The eternal question of our profession is how do you build good software? We talk endlessly about methodologies, about languages, about IDEs. What are the right programming techniques? Which technologies are the best? Should we use RUP or XP or Scrum?
They are all important questions, but if we are talking about large scale systems, they are the wrong questions. The right question is, how do you build a good software team? I'm convinced that a good team can build anything; a good team can make bricks without straw. And a bad team, well it doesn't matter. Give them straw and a bad team won't be able to produce bricks. Heck, give them straw and a bad team won't be able to produce straw. If you have some kind of leadership role and you need to build a development team, how do you do it? Well it ain't easy.
We are not all the same
A key part of building a software team is to remember that not everyone is the same. Some of us think in pictures. Some in words. Some of us like to talk, we could talk all day, while others seem to get an allotment of exactly 647 words each morning for use through out the day. Some of us did our homework with the TV blaring, while my son must have absolute, please don't tap your foot to your iPod music Dad, silence.
We all know that everyone is different, and yet we go on treating software engineers as interchangeable, plug replaceable units. You can hear it in the management jargon: we talk about resources when we mean people, about full time equivalents, about needing a architect, two mid-levels and a few grunts. Well guess what: it really doesn't make much difference which architect you pick, which full time equivalent you use, what particular resources you move onto a project. It is just the difference between success and spectacular, debris spewing failure. I'm not talking about good people vs. bad people here: you not only need good people to succeed, you need the right good people.
Calm and chaos
One of the key differences between people is how well they stand up to chaos. Every project has a certain level of chaos, some low, some medium, and some this is your new team that has never worked together we don't have any requirements, the schedule is tight so get busy coding, high. There are people who love to work in chaos, but don't know how to move chaos to order. There are people who love the challenge of beating down the chaos into something orderly. And there are people who will just fold up under the pressure, passing out while muttering, Where's the spec? I can't believe there is no spec.
If you have a chaotic project and you staff it with a combination of the I like chaos but don't know how to change it and I need structure types, you, or rather your project, is doomed. Similarly, move a chaos wrangler onto a CMMI Level 4 project and they will just wilt for lack of insanity.
Introverts and those other people
To look at another dimension, some people solve problems by talking them through. Give them a willing listener and a whiteboard and they could write the Great American Program. Others deal best with knotty problems in solitude. A good team should accommodate both styles.
Something of a confirmed introvert myself, I once worked on a software team peopled almost entirely by extroverts. They were nice enough, they were bright and they worked hard. They also drove me up a wall. No, I don't want to talk through this bug right now. No, I don't think getting someone else, or two someone elses in here to look at it will help. Just give me one hour of uninterrupted silence and I will have an idea of what to do. No, you can't wait over there.

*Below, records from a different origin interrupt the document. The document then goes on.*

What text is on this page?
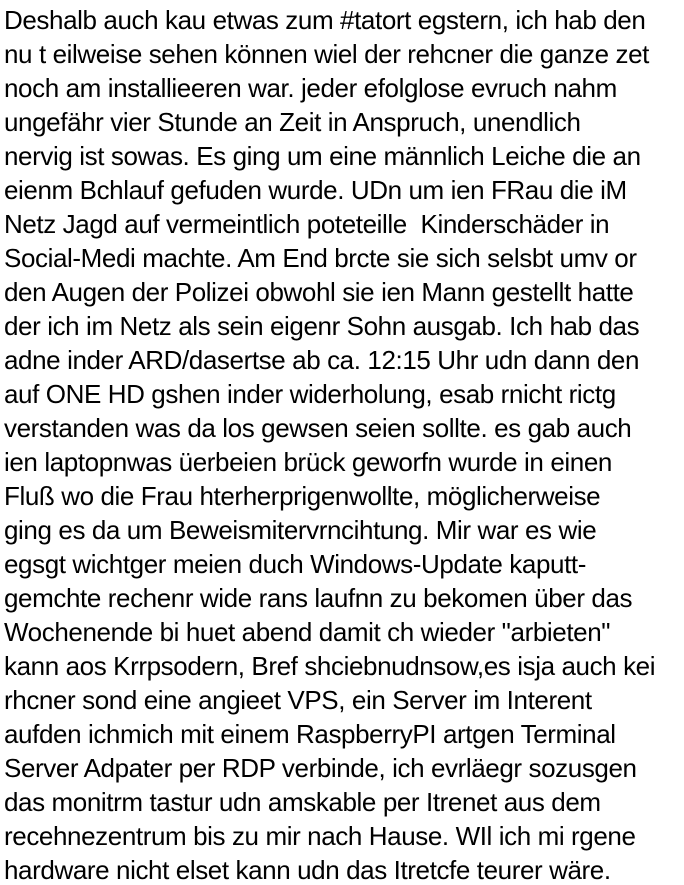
Deshalb auch kau etwas zum #tatort egstern, ich hab den
nu t eilweise sehen können wiel der rehcner die ganze zet
noch am installieeren war. jeder efolglose evruch nahm
ungefähr vier Stunde an Zeit in Anspruch, unendlich
nervig ist sowas. Es ging um eine männlich Leiche die an
eienm Bchlauf gefuden wurde. UDn um ien FRau die iM
Netz Jagd auf vermeintlich poteteille  Kinderschäder in
Social-Medi machte. Am End brcte sie sich selsbt umv or
den Augen der Polizei obwohl sie ien Mann gestellt hatte
der ich im Netz als sein eigenr Sohn ausgab. Ich hab das
adne inder ARD/dasertse ab ca. 12:15 Uhr udn dann den
auf ONE HD gshen inder widerholung, esab rnicht rictg
verstanden was da los gewsen seien sollte. es gab auch
ien laptopnwas üerbeien brück geworfn wurde in einen
Fluß wo die Frau hterherprigenwollte, möglicherweise
ging es da um Beweismitervrncihtung. Mir war es wie
egsgt wichtger meien duch Windows-Update kaputt-
gemchte rechenr wide rans laufnn zu bekomen über das
Wochenende bi huet abend damit ch wieder "arbieten"
kann aos Krrpsodern, Bref shciebnudnsow,es isja auch kei
rhcner sond eine angieet VPS, ein Server im Interent
aufden ichmich mit einem RaspberryPI artgen Terminal
Server Adpater per RDP verbinde, ich evrläegr sozusgen
das monitrm tastur udn amskable per Itrenet aus dem
recehnezentrum bis zu mir nach Hause. WIl ich mi rgene
hardware nicht elset kann udn das Itretcfe teurer wäre.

I've also been on teams where nobody wanted to talk about anything, ever. Obviously a good software team needs both kinds of people, but less obviously, the team culture has to support both styles. As a leader you need to coax the introverts out into pair programming and free wheeling design sessions. But you need to recognize that they are likely to find these things exhausting and make allowances. You also need to encourage the people people to do their thing but also to give it a rest sometimes.

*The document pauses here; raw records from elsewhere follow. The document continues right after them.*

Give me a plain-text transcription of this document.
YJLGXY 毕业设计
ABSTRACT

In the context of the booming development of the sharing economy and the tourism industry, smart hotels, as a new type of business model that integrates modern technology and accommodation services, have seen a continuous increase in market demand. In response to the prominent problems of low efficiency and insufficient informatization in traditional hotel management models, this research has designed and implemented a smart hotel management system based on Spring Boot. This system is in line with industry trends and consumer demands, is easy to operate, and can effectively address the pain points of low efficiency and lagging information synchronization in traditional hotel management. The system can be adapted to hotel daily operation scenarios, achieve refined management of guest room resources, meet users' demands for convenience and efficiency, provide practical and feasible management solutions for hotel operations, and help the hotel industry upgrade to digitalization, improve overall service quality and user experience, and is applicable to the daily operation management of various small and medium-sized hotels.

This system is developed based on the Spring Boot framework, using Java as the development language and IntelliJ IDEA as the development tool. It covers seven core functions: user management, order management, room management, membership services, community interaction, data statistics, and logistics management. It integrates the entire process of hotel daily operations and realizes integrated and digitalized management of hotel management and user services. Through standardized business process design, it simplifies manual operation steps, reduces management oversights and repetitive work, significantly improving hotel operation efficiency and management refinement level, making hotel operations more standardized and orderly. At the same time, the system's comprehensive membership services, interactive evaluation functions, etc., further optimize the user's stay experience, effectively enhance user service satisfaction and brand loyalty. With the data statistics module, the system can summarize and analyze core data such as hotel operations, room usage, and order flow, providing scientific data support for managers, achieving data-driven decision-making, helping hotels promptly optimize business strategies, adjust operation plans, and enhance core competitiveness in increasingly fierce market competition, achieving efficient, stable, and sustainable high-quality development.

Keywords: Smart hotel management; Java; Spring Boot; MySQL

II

I once attended a week long course in agile techniques where the instructor announced that if someone couldn't pair program all day, everyday, he didn't want that programmer on his team. Well send the solo person to me, they might be introverted but brilliant. Capable people also come in all sizes, shapes, colors and sexual orientations. Capable people come with all sorts of political views, religions and gaming preferences. Some can run a 100 meters in a day, some in a week and some not at all. You should be making room for them all. The key to a great team is to make room for all the people that you need to be successful.
Ways of understanding
Then there are the different ways that people learn, the range of techniques that we use for coming up to speed on a new topic. I have, over the years, horrified various of my you start at chapter 1 and read through to the index colleagues by explaining my favorite technique for picking up a new technical subject. You see, I like to read books from the inside out. I start in the middle, and if the middle part makes sense to me I read from the middle to the end, jumping back to the beginning to pick up the missing details where required. If the middle doesn't make any sense, I start again, this time closer to chapter 1. Only if I can't make any sense of it any other way will I start at the beginning, and even then all of that hopping around is not wasted since I will have some idea about what the book is trying to say as I open chapter one.
As I say, this technique tends to make some of my coworkers turn green, which is fun. But it does work for me. Learning the way that I do does not make me smarter or more Bohemian or anything. It just works for me. But given the looks I've gotten over the years when I've described this technique, I'm pretty sure that it would not work for everyone. And that is OK. But what it says about building teams is that not everyone is going to get the same thing out of a training session, a book or a presentation. Whenever you can, you need to tailor these things to the person.
So there it is: remember, all those engineers out there, they are really are not all interchangeable. You cannot behave as if they all are and be successful.